Creating Vibrant In-class Discussions

The thing I struggle the most with is getting students engaged. A lot of times I deal with silence and blank stares, and when I get students to participate in discussion, it’s usually the same handful of students that I can count on.” Do the words of this UofL instructor resonate with you?

In the 13th edition of McKeachie’s Teaching Tips, Marilla Svinicki and Bill McKeachie note that “the prototypic teaching method for active learning is the discussion” (2011, p. 36). But why is it so challenging to make good classroom discussions happen?

In this interactive “discussion about discussion,” join us as we explore the strengths and limitations of discussion as a teaching approach. We will identify the characteristics of successful classroom discussions and suggest ways for increasing the likelihood that they will happen. We will share resources on how to establish student and faculty discussion roles and responsibilities, and we will problem solve what to do to generate student interest and engagement in this essential active learning technique. The principles of practice will be modeled by both facilitator and participants.

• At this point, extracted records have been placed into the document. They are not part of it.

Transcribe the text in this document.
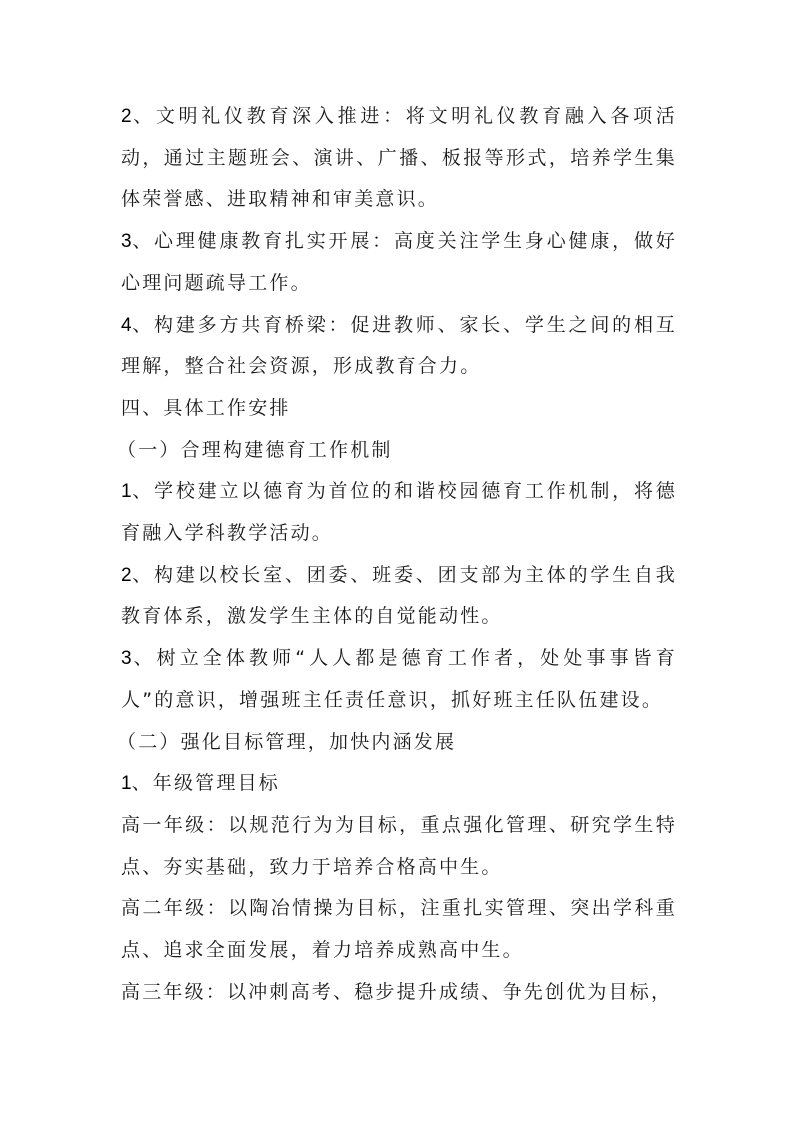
2、文明礼仪教育深入推进：将文明礼仪教育融入各项活动，通过主题班会、演讲、广播、板报等形式，培养学生集体荣誉感、进取精神和审美意识。

3、心理健康教育扎实开展：高度关注学生身心健康，做好心理问题疏导工作。

4、构建多方共育桥梁：促进教师、家长、学生之间的相互理解，整合社会资源，形成教育合力。

四、具体工作安排

（一）合理构建德育工作机制

1、学校建立以德育为首位的和谐校园德育工作机制，将德育融入学科教学活动。

2、构建以校长室、团委、班委、团支部为主体的学生自我教育体系，激发学生主体的自觉能动性。

3、树立全体教师“人人都是德育工作者，处处事事皆育人”的意识，增强班主任责任意识，抓好班主任队伍建设。

（二）强化目标管理，加快内涵发展

1、年级管理目标

高一年级：以规范行为为目标，重点强化管理、研究学生特点、夯实基础，致力于培养合格高中生。

高二年级：以陶冶情操为目标，注重扎实管理、突出学科重点、追求全面发展，着力培养成熟高中生。

高三年级：以冲刺高考、稳步提升成绩、争先创优为目标，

After attending this session, you will be able to:

  • Identify the strengths and limitations of classroom discussion as a teaching approach
  • Identify resources that you can use to establish discussion guidelines, roles, and responsibilities
  • Formulate an action plan for how to effectively respond when a classroom discussion is not working

Session Date

  • 2/26/2014

    Wednesday, 12-2 p.m.
    Delphi Center Lab

    Register Now

Facilitator Bio

Marie Kendall Brown, Ph.D., is assistant director for teaching and learning at the Delphi Center. She joined UofL in 2009. She received her Ph.D. in Higher Education from the University of Michigan. In her current role, she designs and administers programs, services, and events to support faculty professional development with respect to teaching. Her research interests include faculty learning and development, teaching and learning topics in STEM, strategic partnering with academic units, and college student development from a constructive-developmental perspective.